Now, here is what we do when event enters or leaves window:
sub enter {
my ($self, $event) = @_;
$self->{_count}++;
$self->{_sum} += $self->{value_sub}->($event);
}
sub leave {
my ($self, $event) = @_;
$self->{_count}--;
$self->{_sum} -= $self->{value_sub}->($event);
}
sub reset {
my ($self) = @_;
$self->{_count} = 0;
$self->{_sum} = 0;
}
enter
is called by Data::EventStream object when event enters window, it has
two arguments other than aggregator object itself – event and window, but we
do not need window object in this case. leave
is called when event leaves
the window, it has the same parameters as enter
. For batch windows instead
of leave
Data::EventStream invokes reset
method when window is full.
Next, we need a method to get current value of the moving average:
sub value {
my ($self) = @_;
$self->{_count} ? $self->{_sum} / $self->{_count} : undef;
}
Also method that returns _count
value might be useful:
sub count {
shift->{_count}
}
The last method that we need to implement for aggregator class is
window_update
, it is invoked when time changes. We are not handling time in
this aggregator, so it is an empty method:
sub window_update {}
Processing event stream
Now let’s see how to use this aggregator class for processing event stream. We
will assume that our events are hashes with bid
and ask
elements, and will
calculate moving averages for both for 10 and 20 latest events.

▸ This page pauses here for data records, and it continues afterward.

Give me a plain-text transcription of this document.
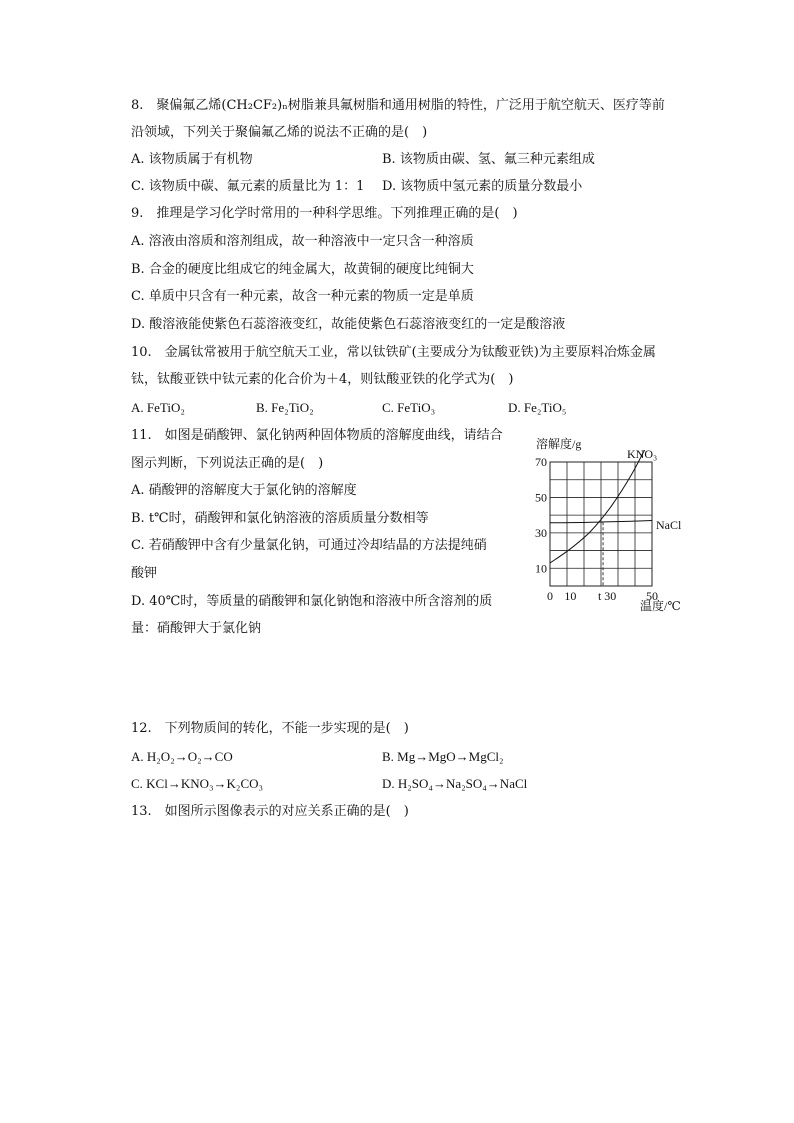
8.　聚偏氟乙烯(CH₂CF₂)ₙ树脂兼具氟树脂和通用树脂的特性，广泛用于航空航天、医疗等前
沿领域，下列关于聚偏氟乙烯的说法不正确的是(　)
A. 该物质属于有机物	B. 该物质由碳、氢、氟三种元素组成
C. 该物质中碳、氟元素的质量比为 1：1 D. 该物质中氢元素的质量分数最小
9.　推理是学习化学时常用的一种科学思维。下列推理正确的是(　)
A. 溶液由溶质和溶剂组成，故一种溶液中一定只含一种溶质
B. 合金的硬度比组成它的纯金属大，故黄铜的硬度比纯铜大
C. 单质中只含有一种元素，故含一种元素的物质一定是单质
D. 酸溶液能使紫色石蕊溶液变红，故能使紫色石蕊溶液变红的一定是酸溶液
10.　金属钛常被用于航空航天工业，常以钛铁矿(主要成分为钛酸亚铁)为主要原料冶炼金属
钛，钛酸亚铁中钛元素的化合价为＋4，则钛酸亚铁的化学式为(　)
A. FeTiO₂	B. Fe₂TiO₂	C. FeTiO₃	D. Fe₂TiO₅
11.　如图是硝酸钾、氯化钠两种固体物质的溶解度曲线，请结合
图示判断，下列说法正确的是(　)
A. 硝酸钾的溶解度大于氯化钠的溶解度
B. t℃时，硝酸钾和氯化钠溶液的溶质质量分数相等
C. 若硝酸钾中含有少量氯化钠，可通过冷却结晶的方法提纯硝
酸钾
D. 40℃时，等质量的硝酸钾和氯化钠饱和溶液中所含溶剂的质
量：硝酸钾大于氯化钠
70
50
30
10
0 10 t 30 50
溶解度/g
温度/℃
KNO₃
NaCl
12.　下列物质间的转化，不能一步实现的是(　)
A. H₂O₂→O₂→CO	B. Mg→MgO→MgCl₂
C. KCl→KNO₃→K₂CO₃	D. H₂SO₄→Na₂SO₄→NaCl
13.　如图所示图像表示的对应关系正确的是(　)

First we need to create event stream object. As we do not have time assosiated
with our events, there is no need to specify time_sub
attribute:
my $es = Data::EventStream->new;
Now we should create aggregator object for each aggregated parameter and attach it to our event stream.
my $ask_10 = MovingAverage->new(value_sub => sub { shift->{ask} });
$es->add_aggregator($ask_10, count => 10);
my $ask_20 = MovingAverage->new(value_sub => sub { shift->{ask} });
$es->add_aggregator($ask_20, count => 20);
my $bid_10 = MovingAverage->new(value_sub => sub { shift->{bid} });
$es->add_aggregator($bid_10, count => 10);
my $bid_20 = MovingAverage->new(value_sub => sub { shift->{bid} });
$es->add_aggregator($bid_20, count => 20);
As you can see value_sub
for ask aggregators will use ask
element from the
event as a value, and for bid aggregators it will use bid
element. To attach
aggregator to stream we are using add_aggregator
method which accepts
aggregator as its first argument and sliding window parameters as the following
arguments. In this case sliding window parameters just specify the number of
events that fit into sliding window.
And now we can start adding events:
while (my $event = wait_for_new_event()) {
$es->add_event($event);
say "Average spread for the last ", $bid_10->count, " events: ",
$bid_10->value, " - ", $ask_10->value;
say "Average spread for the last ", $bid_20->count, " events: ",
$bid_20->value, " - ", $ask_20->value;
}
wait_for_new_event
here is an abstract subroutine that waits for a new event
and returns it. Note, that our aggregators start computing average even if they
have only one event, so for the first 10 events two moving averages will be
identical.